The corner of the map where I live.
Whitehorse, Yukon, Northern Canada
To the west, Alaska’s a next door neighbour. To the south, British Columbia.
The arctic is my storied ceiling with the Northwest Passage, way over to the east of north, summer daylight barely hints at dusk, the aurora borealis sometimes dances across cold northern winter skies, oh … and I’m Canadian these days with Irish roots.
For a while now my work has been photographically based,
I’m not a purist in any medium.
Camera, lenses, and equipment if any are the beginning of a story within the image not the sole means to a picture. I love what a camera can do but it’s not my destination, it’s my source and sketch book.
My creative journey as an artist spans 36 years
Beginning in 1980 in Dublin, Ireland. Where I studied fine art, painting at the National College of Art and Design, to group and solo exhibitions in Canada exhibiting paintings and photography, with a side trip to a New York art fair thrown in.
I discovered my passion and vision with a camera when I stopped trying to problem solve why I could not envision and capture amazing pictures, and began feeling my way around with light, looking for the story to reveal itself.
Map and compass
As a child I was a map making barnstorming aerial photographer, spending hours seeing panoramic river valleys, plateaus, and mountain ranges within small worlds at my feet amid stones, sticks, water runoff tracks in soil and low growing vegetation.
I reconnected with my childhood imagination during college years, when introduced to the work of Paul Jenkins; an American abstract expressionist painter (1923 – 2012).
That encounter relocated me back into my own creative map with new compass bearings.

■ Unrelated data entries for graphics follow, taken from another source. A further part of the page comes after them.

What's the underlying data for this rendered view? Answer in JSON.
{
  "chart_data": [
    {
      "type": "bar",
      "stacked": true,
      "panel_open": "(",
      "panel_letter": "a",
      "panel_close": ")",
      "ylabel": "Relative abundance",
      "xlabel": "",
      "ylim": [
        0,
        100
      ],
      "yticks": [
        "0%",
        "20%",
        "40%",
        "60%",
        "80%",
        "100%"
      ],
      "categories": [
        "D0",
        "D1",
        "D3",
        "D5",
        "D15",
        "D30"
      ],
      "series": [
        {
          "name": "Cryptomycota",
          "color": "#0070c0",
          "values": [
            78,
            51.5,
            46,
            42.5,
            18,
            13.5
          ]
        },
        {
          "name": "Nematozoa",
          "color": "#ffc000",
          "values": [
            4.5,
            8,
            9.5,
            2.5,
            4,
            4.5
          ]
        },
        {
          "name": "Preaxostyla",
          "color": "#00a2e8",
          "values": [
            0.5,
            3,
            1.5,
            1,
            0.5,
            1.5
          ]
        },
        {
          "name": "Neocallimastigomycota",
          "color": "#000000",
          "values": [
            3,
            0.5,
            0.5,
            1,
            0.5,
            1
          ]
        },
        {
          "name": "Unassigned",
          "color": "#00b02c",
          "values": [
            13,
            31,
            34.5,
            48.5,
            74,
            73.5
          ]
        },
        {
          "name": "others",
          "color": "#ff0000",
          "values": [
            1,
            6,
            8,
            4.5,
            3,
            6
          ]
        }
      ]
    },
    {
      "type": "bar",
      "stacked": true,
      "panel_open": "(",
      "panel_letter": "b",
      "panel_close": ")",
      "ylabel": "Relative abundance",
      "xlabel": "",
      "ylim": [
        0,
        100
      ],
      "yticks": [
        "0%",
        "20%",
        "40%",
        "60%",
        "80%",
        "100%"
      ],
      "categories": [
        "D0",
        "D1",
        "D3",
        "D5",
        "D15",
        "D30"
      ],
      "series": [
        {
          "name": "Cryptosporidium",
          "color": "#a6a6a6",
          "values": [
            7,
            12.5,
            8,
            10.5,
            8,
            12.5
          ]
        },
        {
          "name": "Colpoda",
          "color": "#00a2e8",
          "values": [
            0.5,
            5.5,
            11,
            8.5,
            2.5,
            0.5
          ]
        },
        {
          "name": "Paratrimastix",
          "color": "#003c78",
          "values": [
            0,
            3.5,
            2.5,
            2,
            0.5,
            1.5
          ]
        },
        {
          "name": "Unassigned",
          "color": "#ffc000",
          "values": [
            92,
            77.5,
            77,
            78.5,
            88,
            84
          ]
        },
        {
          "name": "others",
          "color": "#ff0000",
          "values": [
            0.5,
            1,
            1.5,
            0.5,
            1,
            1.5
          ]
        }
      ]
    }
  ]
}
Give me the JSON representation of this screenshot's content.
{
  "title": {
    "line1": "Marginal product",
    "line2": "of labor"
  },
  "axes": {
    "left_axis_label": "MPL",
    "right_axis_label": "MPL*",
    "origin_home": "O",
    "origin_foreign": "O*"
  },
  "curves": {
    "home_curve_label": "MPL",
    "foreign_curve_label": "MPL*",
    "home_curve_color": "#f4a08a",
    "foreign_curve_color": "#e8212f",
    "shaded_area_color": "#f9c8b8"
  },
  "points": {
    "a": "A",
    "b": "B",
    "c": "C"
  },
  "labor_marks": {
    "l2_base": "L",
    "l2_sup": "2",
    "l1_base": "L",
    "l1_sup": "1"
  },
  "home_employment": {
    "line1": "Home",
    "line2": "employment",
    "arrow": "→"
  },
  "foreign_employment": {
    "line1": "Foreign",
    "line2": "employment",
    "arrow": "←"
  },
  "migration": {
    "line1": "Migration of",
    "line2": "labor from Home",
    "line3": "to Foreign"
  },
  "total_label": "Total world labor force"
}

I discovered the dance of liquid paint and meaning of flow when I destroyed every paintbrush because I needed new ways to move paint around without a horizon line.
I broke painterly rules pouring liquid oil and acrylic paint across canvas......
discovering and exploring my way to complete two series of work, a later one my first solo exhibition at the Yukon Art Center in Whitehorse in 1999.
As a child, I carried around an imaginary land called Canada with its white winters and trees weighted down by snow as my most amazing place to live.
I moved to Canada in 1992 where my partner Doreen and Siamese cat, Kiri (last of a great tribe of furry wisdom keepers) remind me to stay in the slipstream of a story.